- 1 The Problem: Single-Threaded Execution
- 2 Architecture: How Parallel Query Works
- 3 Parallel-Aware Operators
- 4 Configuration: Tuning Parallel Query
- 5 When Parallel Query Helps (and When It Hurts)
- 6 Debugging Parallel Query Issues
- 7 Advanced: Parallel Query Internals
- 8 Practical Tuning Guide
- Summary: Parallel Query in One Diagram
When PostgreSQL introduced parallel query execution in version 9.6, it unlocked a fundamental capability: leveraging multi-core CPUs to accelerate analytical workloads.
Before parallel query, PostgreSQL was strictly single-threaded—one query, one CPU core. On a 32-core server, a full table scan used 1 core at 100%, leaving 31 cores idle. For OLTP workloads (short, selective queries), this was fine. For analytics (scanning millions of rows), it was a bottleneck.
Parallel query changes this by allowing operations like Seq Scan, Hash Join, and Aggregate to split work across multiple background worker processes. A Gather or Gather Merge node collects results from workers and returns them to the client.
The result? 2x–4x speedup (or more) on suitable workloads.
But parallel query isn’t free. It adds overhead, consumes resources, and can slow down queries if misused. This guide explains how it works, when to use it, and how to tune it.
1 The Problem: Single-Threaded Execution
The Pre-9.6 Reality
SELECT COUNT(*) FROM transactions; -- 100 million rows
Execution (single-threaded):
┌─────────────────────────────────────┐
│ Seq Scan: transactions │
│ ───────────────────────────────── │
│ Rows: 100,000,000 │
│ Time: 12,000ms │
│ CPU: 1 core @ 100% │
│ Other 31 cores: Idle │
└─────────────────────────────────────┘
The bottleneck: Disk I/O and CPU-bound operations (filtering, aggregation) can’t be parallelized. One core does all the work.
The Parallel Solution
SET max_parallel_workers_per_gather = 4;
SELECT COUNT(*) FROM transactions;
Execution (parallel):
┌─────────────────────────────────────────────────────────┐
│ Gather (Aggregate) │
│ ────────────────── │
│ Combines partial results │
└─────────────────────────────────────────────────────────┘
│ │ │ │
┌──────┴─────┐ ┌─────┴──────┐ ┌─────┴──────┐ ┌─────┴──────┐
│ Worker 1 │ │ Worker 2 │ │ Worker 3 │ │ Worker 4 │
│ Scan 25M │ │ Scan 25M │ │ Scan 25M │ │ Scan 25M │
│ rows │ │ rows │ │ rows │ │ rows │
└────────────┘ └────────────┘ └────────────┘ └────────────┘
│ │ │ │
┌──────┴──────────────┴──────────────┴──────────────┴──────┐
│ Seq Scan: transactions │
│ (table split into 4 ranges) │
└───────────────────────────────────────────────────────────┘
Total Time: ~3,500ms (3.4x speedup)
CPU: 4 cores @ ~90% each
Key insight: The table is divided into ranges, each worker scans a portion, and results are combined at the top.

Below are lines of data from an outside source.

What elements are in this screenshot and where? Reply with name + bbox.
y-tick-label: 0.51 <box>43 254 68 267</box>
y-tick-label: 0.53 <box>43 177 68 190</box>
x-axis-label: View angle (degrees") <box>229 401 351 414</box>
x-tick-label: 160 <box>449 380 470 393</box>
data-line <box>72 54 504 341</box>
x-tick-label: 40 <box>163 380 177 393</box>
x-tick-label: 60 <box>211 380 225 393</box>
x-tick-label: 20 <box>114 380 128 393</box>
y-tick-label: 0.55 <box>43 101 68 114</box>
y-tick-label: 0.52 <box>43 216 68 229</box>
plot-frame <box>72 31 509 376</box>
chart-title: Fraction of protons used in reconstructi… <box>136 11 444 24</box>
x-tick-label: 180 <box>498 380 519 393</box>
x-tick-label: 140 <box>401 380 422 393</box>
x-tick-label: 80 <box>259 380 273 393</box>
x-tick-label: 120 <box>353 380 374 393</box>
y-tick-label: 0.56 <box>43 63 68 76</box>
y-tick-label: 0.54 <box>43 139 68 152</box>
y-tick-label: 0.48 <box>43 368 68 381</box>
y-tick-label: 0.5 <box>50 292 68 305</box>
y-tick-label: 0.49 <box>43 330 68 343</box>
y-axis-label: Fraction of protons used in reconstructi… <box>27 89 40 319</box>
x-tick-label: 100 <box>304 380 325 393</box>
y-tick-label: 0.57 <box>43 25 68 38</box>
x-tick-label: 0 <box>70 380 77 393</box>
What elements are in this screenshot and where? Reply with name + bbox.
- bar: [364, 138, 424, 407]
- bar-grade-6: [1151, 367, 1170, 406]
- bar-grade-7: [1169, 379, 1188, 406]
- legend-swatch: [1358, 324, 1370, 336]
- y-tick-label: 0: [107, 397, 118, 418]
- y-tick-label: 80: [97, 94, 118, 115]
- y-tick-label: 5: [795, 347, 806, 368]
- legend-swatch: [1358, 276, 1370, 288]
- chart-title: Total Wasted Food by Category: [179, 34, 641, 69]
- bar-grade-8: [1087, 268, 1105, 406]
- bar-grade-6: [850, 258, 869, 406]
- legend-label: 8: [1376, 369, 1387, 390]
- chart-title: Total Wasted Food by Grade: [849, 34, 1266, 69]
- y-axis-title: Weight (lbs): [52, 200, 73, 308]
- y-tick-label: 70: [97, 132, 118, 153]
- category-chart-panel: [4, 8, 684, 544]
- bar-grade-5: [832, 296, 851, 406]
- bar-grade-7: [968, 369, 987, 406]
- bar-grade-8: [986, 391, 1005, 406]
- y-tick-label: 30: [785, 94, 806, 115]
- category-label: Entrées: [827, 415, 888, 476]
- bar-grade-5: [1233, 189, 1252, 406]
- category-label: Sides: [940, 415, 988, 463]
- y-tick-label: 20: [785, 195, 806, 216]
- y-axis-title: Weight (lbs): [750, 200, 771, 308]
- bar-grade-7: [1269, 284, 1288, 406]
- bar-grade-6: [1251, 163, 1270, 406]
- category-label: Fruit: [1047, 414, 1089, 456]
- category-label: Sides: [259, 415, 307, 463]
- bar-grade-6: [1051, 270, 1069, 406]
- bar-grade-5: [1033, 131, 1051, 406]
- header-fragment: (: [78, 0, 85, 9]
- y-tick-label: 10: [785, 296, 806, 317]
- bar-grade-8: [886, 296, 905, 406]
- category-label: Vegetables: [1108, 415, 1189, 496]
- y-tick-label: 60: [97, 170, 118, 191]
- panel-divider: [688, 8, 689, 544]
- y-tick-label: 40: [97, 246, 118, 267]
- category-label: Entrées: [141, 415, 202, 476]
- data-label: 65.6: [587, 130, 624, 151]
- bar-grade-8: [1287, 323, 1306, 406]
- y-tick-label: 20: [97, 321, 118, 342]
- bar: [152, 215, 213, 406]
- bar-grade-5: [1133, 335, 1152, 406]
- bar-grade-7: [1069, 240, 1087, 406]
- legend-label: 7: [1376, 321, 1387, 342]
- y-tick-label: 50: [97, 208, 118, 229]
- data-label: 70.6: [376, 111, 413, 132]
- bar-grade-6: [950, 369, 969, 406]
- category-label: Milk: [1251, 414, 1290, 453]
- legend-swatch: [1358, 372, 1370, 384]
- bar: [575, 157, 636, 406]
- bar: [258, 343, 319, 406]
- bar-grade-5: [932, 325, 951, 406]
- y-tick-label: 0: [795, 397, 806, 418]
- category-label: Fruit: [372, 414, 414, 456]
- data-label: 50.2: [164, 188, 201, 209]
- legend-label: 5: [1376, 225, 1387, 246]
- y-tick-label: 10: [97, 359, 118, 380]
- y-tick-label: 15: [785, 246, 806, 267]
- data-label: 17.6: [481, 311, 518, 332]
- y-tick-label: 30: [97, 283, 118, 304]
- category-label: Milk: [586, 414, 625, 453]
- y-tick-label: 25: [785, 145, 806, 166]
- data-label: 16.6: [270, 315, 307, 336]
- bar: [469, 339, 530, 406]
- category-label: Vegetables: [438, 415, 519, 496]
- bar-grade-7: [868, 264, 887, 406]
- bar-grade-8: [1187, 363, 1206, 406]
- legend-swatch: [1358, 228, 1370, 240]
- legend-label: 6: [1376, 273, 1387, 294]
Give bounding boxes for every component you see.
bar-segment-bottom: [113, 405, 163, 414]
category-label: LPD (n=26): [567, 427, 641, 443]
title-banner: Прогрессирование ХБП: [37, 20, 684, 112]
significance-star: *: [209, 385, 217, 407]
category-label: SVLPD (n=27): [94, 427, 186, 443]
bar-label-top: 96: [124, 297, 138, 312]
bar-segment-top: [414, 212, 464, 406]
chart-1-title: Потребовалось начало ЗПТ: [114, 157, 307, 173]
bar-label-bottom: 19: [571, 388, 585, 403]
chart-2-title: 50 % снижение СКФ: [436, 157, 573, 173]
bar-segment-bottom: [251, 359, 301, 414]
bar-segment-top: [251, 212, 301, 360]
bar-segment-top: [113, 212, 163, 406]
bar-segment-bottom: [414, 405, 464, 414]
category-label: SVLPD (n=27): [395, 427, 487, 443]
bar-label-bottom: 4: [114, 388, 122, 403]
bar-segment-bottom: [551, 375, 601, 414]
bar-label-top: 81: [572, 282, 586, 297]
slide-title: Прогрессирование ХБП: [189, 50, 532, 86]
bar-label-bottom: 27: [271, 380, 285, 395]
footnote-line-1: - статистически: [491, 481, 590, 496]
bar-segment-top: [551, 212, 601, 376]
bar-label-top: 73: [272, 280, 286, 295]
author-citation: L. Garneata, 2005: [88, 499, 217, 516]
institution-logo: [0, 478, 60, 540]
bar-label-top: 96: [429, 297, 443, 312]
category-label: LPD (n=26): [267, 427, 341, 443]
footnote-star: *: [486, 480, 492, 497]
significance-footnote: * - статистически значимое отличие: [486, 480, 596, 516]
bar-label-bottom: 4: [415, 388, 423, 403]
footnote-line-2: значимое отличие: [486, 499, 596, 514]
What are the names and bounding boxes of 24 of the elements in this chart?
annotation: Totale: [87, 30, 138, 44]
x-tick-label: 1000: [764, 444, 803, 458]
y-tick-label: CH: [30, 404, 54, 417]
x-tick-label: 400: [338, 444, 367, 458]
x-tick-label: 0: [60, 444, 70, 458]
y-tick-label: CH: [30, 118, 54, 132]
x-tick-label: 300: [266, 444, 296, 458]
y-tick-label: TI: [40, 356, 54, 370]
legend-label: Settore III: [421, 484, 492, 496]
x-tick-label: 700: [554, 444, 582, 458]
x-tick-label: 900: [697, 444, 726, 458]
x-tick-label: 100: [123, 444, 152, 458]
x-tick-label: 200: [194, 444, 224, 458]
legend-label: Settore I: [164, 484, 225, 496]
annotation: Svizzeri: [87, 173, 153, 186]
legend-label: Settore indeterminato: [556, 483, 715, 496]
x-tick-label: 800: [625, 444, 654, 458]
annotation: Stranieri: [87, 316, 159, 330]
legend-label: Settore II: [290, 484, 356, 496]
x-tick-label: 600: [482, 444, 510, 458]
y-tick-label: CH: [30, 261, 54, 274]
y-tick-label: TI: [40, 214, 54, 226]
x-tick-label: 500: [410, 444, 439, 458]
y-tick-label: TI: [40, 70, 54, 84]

2 Architecture: How Parallel Query Works
The Parallel Execution Stack
Components:
| Component | Role |
|---|---|
| Parallel Leader | Main backend that coordinates workers |
| Parallel Workers | Background processes that execute portions of the plan |
| Gather Node | Collects results from workers and returns to client |
| Gather Merge Node | Like Gather, but preserves sort order |
| Shared Memory | Communication channel between leader and workers |
The Gather Node: Collecting Results
The Gather node is the bridge between parallel workers and the client:
/* Simplified from src/backend/executor/nodeGather.c */
typedef struct GatherState {
PlanState ps;
int nworkers; /* Number of workers */
struct ParallelExecutorContext *pei; /* Communication context */
TupleTableSlot *pending_result; /* Next row from workers */
} GatherState;
static TupleTableSlot *
ExecGather(GatherState *node)
{
/* Initialize workers on first call */
if (!node->workers_initialized) {
InitializeParallelWorkers(node);
node->workers_initialized = true;
}
/* Get next row from any worker */
while (node->pending_result == NULL) {
if (all_workers_done(node))
return NULL; /* No more rows */
node->pending_result = FetchRowFromWorker(node);
}
/* Return row to parent */
TupleTableSlot *result = node->pending_result;
node->pending_result = NULL;
return result;
}
The Contract:
| Method | Purpose |
|---|---|
InitializeParallelWorkers() |
Launch worker processes |
FetchRowFromWorker() |
Get next row from any worker (round-robin) |
all_workers_done() |
Check if all workers finished |
Gather vs. Gather Merge:
| Node Type | Use Case | Preserves Order? |
|---|---|---|
| Gather | General parallel execution | ❌ No |
| Gather Merge | Parallel execution with ORDER BY | ✅ Yes (merge-sort) |
-- Uses Gather
SELECT COUNT(*) FROM large_table;
-- Uses Gather Merge
SELECT * FROM large_table ORDER BY created_at;
-- Workers return sorted chunks; Gather Merge combines them
Parallel Workers: Background Processes
Workers are separate PostgreSQL backend processes:
postgres: parallel worker for database neo01 # Worker 1
postgres: parallel worker for database neo01 # Worker 2
postgres: parallel worker for database neo01 # Worker 3
postgres: parallel worker for database neo01 # Worker 4
postgres: neo01 # Parallel Leader
Key properties:
| Property | Description |
|---|---|
| Separate processes | Not threads—full OS processes with own memory |
| Shared memory | Communicate via DSM (Dynamic Shared Memory) |
| Inherit transaction | Workers see the same transaction snapshot |
| No direct client access | Only the leader communicates with the client |
| Temporary | Workers exit when query completes |
⚠️ Process Overhead
Because workers are separate processes (not threads), there's overhead:
- Process creation: ~1-5ms per worker
- DSM setup: Shared memory allocation
- Context switching: OS must schedule multiple processes
For queries that run in <100ms, parallel overhead often exceeds the benefit.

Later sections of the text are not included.